There was a tear in Septimus Hardon’s eye as he warmly wrung the old man’s hand, and ten minutes after they were standing in Lower Series—place, with Matt smiling grimly at a freshly-painted set of skeleton old bone letters upon a glossy-black board, announcing “Isaac Gross, Dealer in Marine-stores;” but that was the only alteration visible, for Isaac and the stout lady occupied the same places as of yore, and were at that very moment engaged in an affectionate, smiling game of bo-peep.
“Might have waited for me to dance at the wedding,” muttered Matt.
But there had been very little dancing at the said wedding; while the trip necessary upon such occasions was one made to the Rye House, where Isaac’s attention was principally taken up by the jack-boot shown amongst the curiosities—a boot which filled his imagination for days after, as he sighed and thought of the evanescent nature of his own manufacture.
The greeting was warm on both sides, Isaac smiling at a quicker rate than had ever before been known. But the visitors meant business, and Matt exclaimed:
“Now, Ike, we want to go over the waste-paper.”
Matt was outside as he spoke, and then Mrs Gross, whose head had been stretched out to listen, found that what had been her property was in question, so she cried, “Stop!” and waddled from her seat to where Matt stood, seized him by the arm, and waddled him into Isaac’s workshop, from whence she waddled him into the back-parlour, where his bed, now the only one in the room, was neatly made up, and the place somewhat tidier than of yore, though the waste-paper heap was bigger than ever.
“Now,” said Mrs Gross, with a very fat smile and a knowing twinkle of her eye as she sank her voice to a whisper, “Is it deeds?” and then she looked at Isaac as if for approbation, that gentleman having followed them into the room and being engaged in vain endeavours to thrust a very large finger into his very small pipe-bowl.
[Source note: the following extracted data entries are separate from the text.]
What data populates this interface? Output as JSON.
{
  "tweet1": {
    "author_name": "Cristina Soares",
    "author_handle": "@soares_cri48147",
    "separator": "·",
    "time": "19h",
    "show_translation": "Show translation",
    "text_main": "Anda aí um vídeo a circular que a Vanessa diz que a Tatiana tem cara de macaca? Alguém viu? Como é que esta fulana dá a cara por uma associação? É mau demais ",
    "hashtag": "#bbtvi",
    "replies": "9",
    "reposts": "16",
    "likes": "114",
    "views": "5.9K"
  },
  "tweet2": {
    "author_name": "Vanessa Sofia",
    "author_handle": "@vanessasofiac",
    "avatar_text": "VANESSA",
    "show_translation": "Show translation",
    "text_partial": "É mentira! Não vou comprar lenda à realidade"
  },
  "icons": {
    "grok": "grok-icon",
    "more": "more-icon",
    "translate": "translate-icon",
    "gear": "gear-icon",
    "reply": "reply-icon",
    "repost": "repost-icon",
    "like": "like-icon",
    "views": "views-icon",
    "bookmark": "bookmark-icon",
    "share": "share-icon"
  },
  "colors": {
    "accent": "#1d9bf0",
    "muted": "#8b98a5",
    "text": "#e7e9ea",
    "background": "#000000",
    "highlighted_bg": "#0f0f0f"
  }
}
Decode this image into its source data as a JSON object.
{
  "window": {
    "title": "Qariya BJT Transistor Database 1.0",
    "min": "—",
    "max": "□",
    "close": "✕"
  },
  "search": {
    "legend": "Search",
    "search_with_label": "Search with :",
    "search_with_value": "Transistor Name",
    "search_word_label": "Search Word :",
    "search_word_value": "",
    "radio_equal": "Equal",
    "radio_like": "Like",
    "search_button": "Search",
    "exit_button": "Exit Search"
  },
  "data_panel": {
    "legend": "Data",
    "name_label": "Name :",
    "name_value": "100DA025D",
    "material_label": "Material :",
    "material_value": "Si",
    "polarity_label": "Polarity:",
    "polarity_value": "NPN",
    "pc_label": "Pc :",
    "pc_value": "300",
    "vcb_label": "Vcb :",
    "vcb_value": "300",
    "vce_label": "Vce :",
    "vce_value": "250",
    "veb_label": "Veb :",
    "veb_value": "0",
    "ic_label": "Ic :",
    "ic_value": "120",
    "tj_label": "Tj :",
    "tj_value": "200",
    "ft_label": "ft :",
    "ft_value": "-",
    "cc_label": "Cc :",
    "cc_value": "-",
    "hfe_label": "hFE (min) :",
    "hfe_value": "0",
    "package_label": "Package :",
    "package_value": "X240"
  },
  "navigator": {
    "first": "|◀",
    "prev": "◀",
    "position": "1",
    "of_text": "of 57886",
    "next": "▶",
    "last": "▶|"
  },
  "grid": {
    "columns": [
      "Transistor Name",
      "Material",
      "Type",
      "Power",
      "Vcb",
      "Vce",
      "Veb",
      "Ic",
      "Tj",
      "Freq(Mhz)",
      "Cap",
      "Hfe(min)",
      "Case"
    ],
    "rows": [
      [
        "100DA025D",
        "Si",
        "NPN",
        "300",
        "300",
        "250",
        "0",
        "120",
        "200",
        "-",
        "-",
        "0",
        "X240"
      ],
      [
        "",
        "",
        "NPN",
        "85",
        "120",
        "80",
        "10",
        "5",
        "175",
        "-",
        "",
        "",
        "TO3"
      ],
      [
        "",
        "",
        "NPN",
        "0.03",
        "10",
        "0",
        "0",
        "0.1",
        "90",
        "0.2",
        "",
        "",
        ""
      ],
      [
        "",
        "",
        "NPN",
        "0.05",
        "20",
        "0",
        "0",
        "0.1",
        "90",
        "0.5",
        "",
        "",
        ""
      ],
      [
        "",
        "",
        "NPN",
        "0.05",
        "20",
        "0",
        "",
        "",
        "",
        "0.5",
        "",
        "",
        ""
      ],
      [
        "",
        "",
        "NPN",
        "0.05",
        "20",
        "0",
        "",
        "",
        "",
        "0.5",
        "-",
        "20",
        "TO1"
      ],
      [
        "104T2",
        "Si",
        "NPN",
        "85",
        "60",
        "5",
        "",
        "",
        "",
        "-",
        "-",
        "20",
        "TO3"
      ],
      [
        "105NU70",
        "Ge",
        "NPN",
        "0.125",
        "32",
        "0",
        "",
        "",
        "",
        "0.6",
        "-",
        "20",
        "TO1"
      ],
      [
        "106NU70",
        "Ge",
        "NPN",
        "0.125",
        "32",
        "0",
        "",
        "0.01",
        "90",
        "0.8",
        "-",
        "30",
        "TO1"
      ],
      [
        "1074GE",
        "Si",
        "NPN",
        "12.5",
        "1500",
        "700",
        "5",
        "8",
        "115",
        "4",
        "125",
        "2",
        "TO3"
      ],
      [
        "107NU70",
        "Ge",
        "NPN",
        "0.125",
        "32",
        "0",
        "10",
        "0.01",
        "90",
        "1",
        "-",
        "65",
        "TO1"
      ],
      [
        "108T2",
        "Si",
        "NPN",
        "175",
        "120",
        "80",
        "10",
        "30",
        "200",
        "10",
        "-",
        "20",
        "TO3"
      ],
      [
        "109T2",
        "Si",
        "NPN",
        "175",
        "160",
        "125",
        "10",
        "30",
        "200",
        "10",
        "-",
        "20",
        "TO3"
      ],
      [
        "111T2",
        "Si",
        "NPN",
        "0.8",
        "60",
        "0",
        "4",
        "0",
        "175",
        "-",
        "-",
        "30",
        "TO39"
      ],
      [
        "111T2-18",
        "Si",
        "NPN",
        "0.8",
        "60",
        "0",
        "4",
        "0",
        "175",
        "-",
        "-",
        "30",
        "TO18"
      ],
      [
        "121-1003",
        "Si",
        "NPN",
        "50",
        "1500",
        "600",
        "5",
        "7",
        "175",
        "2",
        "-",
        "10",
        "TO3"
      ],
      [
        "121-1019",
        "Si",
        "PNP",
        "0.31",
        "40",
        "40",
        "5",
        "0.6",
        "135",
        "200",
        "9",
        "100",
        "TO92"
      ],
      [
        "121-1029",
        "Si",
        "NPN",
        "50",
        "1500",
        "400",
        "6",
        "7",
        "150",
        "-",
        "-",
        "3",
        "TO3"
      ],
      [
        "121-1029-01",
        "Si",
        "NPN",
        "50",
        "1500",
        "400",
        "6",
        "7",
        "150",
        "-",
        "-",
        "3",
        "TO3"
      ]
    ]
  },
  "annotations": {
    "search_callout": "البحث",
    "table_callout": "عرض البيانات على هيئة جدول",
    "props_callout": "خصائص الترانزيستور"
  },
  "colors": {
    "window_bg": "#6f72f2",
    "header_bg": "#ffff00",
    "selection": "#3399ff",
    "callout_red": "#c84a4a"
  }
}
“Who married the kitchen-stuff?” shouted a small voice at the door, and Mrs Gross angrily waddled out in pursuit, to the great delight of half a score of the small inhabitants of Serle’s-place, one of whom danced a defiant pas seul in a tray of rusty keys as he fled, laughing the while at the fat threatening hand held up. But Isaac stirred not, from having been accustomed to the gibes of the juveniles of the place, and his skin being too thick for such banderillos as “Waxy,” “Welty,” or “Strap-oil,” to penetrate, so he merely stood wiping his nose upon his leather apron till his partner returned.
“Is it deeds?” whispered Mrs Gross again, and then in a parenthesis, “Drat them boys!”